RL Algo | Walker2D | HalfCheetah | Ant | Reacher | Hopper | Humanoid |
---|---|---|---|---|---|---|
PPO2 | ✔️ | ✔️ | ✔️ | ✔️ | ✔️ | ✔️ |
DDPG |
PyBullet Envs (Continued)
RL Algo | Minitaur | MinitaurDuck | InvertedDoublePendulum | InvertedPendulumSwingup |
---|---|---|---|---|
PPO2 | ✔️ | ✔️ | ✔️ | ✔️ |
DDPG |
You can train agents online using colab notebook.

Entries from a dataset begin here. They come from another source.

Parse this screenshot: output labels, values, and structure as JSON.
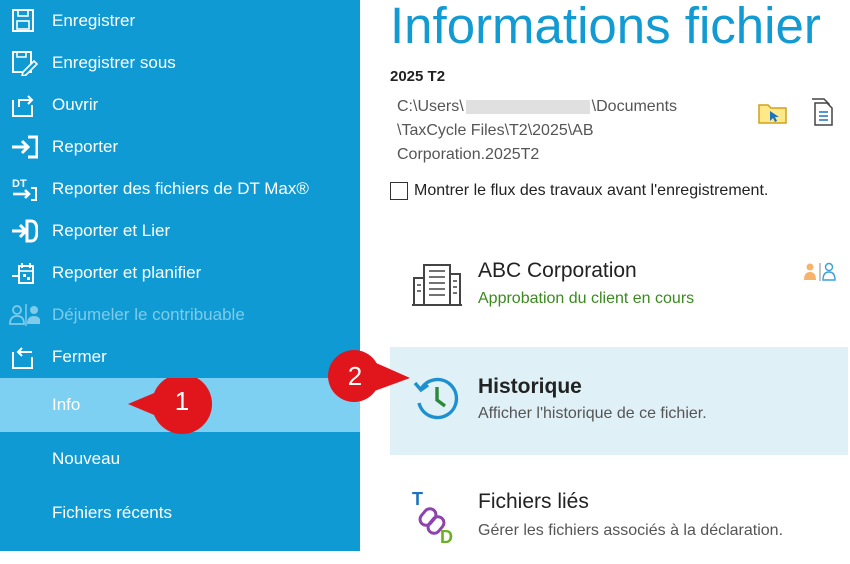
{
  "sidebar": {
    "items": [
      {
        "label": "Enregistrer",
        "icon": "save-icon"
      },
      {
        "label": "Enregistrer sous",
        "icon": "save-as-icon"
      },
      {
        "label": "Ouvrir",
        "icon": "open-icon"
      },
      {
        "label": "Reporter",
        "icon": "carry-forward-icon"
      },
      {
        "label": "Reporter des fichiers de DT Max®",
        "icon": "dt-max-icon"
      },
      {
        "label": "Reporter et Lier",
        "icon": "carry-forward-link-icon"
      },
      {
        "label": "Reporter et planifier",
        "icon": "carry-forward-schedule-icon"
      },
      {
        "label": "Déjumeler le contribuable",
        "icon": "unlink-taxpayer-icon",
        "disabled": true
      },
      {
        "label": "Fermer",
        "icon": "close-file-icon"
      },
      {
        "label": "Info",
        "selected": true
      },
      {
        "label": "Nouveau"
      },
      {
        "label": "Fichiers récents"
      }
    ]
  },
  "main": {
    "title": "Informations fichier",
    "file_name": "2025 T2",
    "path": {
      "line1_start": "C:\\Users\\",
      "line1_end": "\\Documents",
      "line2": "\\TaxCycle Files\\T2\\2025\\AB",
      "line3": "Corporation.2025T2"
    },
    "workflow_checkbox": {
      "label": "Montrer le flux des travaux avant l'enregistrement.",
      "checked": false
    },
    "cards": {
      "client": {
        "title": "ABC Corporation",
        "subtitle": "Approbation du client en cours",
        "subtitle_color": "#3a8a1e"
      },
      "history": {
        "title": "Historique",
        "subtitle": "Afficher l'historique de ce fichier."
      },
      "linked": {
        "title": "Fichiers liés",
        "subtitle": "Gérer les fichiers associés à la déclaration."
      }
    }
  },
  "callouts": [
    "1",
    "2"
  ],
  "colors": {
    "sidebar_bg": "#0f9ad4",
    "selected_bg": "#7dd0f1",
    "title": "#129ad3",
    "callout_red": "#e0161c",
    "history_bg": "#dff0f7"
  }
}
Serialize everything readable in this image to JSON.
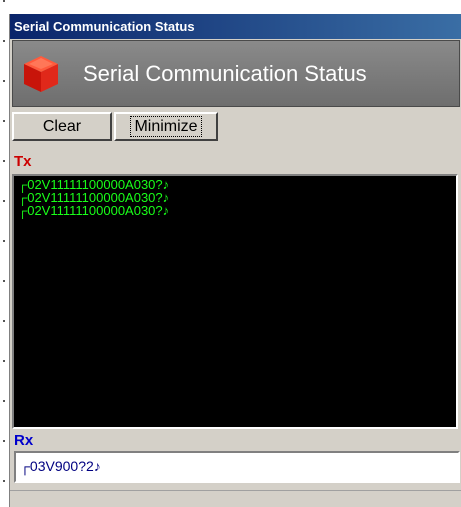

apt-get install swig cmake libopenmpi-dev zlib1g-dev ffmpeg
pip install stable-baselines==2.2.1 box2d box2d-kengz pyyaml pybullet==2.1.0 pytablewriter
Please see Stable Baselines README for alternatives.
Build docker image (CPU):
docker build . -f docker/Dockerfile.cpu -t rl-baselines-zoo-cpu
GPU:
docker build . -f docker/Dockerfile.gpu -t rl-baselines-zoo
Pull built docker image (CPU):
docker pull araffin/rl-baselines-zoo-cpu
GPU image:
docker pull araffin/rl-baselines-zoo
Run script in the docker image:
./run_docker_cpu.sh python train.py --algo ppo2 --env CartPole-v1
To run tests, first install pytest, then:
python -m pytest -v tests/
If you trained an agent that is not present in the rl zoo, please submit a Pull Request (containing the hyperparameters and the score too).